Loops are not allowed. The kernel BPF verifier will not accept any loops in the bytecode, so unless LLVM decides to unroll the for loop that you have as an optimization, this won't work. Since you are just zeroing out the array, I would advise to just put a = {} in the new_data initializer.

LLVM is generating unverifiable code for the leaf->flag[XX]++ lines of code. This is not something BCC can easily address, maybe @yonghong-song has some ideas how to work around this?
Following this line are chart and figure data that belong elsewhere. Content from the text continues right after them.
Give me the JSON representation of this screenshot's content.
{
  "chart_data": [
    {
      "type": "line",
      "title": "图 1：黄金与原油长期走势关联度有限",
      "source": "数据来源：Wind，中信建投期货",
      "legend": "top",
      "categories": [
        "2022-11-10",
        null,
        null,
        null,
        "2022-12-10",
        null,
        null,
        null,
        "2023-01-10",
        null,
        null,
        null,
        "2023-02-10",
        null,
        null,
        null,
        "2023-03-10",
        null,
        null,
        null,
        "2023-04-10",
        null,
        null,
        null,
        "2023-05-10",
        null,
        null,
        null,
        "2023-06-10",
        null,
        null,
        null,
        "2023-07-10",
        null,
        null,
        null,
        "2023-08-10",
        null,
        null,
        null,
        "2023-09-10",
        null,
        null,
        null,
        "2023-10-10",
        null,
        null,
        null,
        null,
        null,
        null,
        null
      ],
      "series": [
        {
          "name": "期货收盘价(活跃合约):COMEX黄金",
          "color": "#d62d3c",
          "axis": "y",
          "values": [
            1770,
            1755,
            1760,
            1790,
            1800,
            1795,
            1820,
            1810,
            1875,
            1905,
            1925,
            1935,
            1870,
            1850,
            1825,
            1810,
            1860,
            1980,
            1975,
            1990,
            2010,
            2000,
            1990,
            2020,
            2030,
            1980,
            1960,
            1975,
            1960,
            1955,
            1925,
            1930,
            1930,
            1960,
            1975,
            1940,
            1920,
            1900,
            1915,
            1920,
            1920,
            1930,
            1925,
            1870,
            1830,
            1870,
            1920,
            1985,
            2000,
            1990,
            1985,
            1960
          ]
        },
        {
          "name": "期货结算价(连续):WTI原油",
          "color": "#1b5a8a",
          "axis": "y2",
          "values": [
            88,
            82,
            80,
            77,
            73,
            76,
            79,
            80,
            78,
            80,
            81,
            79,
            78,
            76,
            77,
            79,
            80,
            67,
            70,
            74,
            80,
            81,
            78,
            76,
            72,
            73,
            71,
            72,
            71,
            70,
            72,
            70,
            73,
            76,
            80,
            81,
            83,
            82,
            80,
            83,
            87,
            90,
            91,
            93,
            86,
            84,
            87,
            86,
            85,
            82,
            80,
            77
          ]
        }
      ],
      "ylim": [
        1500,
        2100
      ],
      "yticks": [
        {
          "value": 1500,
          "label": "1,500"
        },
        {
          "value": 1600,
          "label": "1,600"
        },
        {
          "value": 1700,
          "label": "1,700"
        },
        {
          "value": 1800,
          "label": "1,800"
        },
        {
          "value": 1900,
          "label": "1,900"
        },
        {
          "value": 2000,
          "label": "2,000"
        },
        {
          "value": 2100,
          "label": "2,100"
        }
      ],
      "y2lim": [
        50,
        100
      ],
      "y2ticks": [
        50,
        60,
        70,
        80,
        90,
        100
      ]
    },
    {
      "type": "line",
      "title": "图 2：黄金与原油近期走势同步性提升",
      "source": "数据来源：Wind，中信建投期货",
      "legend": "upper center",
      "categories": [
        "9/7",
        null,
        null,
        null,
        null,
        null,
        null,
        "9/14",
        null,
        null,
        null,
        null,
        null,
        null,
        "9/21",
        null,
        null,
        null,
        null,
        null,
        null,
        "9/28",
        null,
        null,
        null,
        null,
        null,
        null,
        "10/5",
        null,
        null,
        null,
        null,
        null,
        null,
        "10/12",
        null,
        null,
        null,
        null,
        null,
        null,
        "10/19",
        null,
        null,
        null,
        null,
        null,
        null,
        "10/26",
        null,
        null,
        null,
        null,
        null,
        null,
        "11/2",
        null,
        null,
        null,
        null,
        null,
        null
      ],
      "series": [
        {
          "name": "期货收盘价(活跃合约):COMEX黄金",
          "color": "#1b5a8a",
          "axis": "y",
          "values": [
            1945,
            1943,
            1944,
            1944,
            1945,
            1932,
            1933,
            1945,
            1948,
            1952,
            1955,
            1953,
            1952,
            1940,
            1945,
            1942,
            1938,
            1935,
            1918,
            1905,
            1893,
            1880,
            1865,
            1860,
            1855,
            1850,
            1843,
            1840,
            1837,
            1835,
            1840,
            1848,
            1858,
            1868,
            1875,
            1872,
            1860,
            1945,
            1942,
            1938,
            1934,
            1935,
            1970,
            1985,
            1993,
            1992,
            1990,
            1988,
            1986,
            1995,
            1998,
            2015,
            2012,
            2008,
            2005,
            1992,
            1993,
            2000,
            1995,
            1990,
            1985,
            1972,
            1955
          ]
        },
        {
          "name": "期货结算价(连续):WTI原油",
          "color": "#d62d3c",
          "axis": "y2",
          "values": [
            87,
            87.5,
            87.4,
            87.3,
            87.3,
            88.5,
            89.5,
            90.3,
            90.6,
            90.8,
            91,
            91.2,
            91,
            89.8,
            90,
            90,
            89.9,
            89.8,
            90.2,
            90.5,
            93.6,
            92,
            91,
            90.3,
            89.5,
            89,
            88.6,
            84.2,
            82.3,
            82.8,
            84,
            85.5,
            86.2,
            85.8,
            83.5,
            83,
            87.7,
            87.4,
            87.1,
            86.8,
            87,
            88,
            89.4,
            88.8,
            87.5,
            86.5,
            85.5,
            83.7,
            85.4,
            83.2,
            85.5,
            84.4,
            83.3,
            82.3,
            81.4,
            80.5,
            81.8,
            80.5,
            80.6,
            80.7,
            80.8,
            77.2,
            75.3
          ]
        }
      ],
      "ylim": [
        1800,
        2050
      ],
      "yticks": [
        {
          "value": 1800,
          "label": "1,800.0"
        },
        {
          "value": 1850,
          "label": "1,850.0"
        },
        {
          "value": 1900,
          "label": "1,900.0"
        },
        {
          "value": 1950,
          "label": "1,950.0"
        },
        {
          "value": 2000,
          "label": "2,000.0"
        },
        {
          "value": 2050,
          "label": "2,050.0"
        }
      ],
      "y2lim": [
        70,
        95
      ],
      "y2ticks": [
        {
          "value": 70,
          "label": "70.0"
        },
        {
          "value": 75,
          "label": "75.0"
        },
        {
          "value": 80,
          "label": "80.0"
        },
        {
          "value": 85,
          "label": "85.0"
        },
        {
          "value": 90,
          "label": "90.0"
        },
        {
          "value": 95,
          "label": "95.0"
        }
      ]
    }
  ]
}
— Reply to this email directly or view it on GitHub.

yonghong-song commented 9 years ago

There are two issues compiler/verifier need to address for this test case. . issue #234 , which I am currently working on. . array out of bound analysis as @4ast indicated above. For verifier, there is no array any more. so just some pointer arithmetic, so it make analysis even harder. I have not got an workaround yet.

For the loop, for (int i = 0; i < NUM_GFP_FLAG; ++i) new_data.flag[i] = 0;

Compiler actually fully unrolls it, so it is not a problem in this particular case.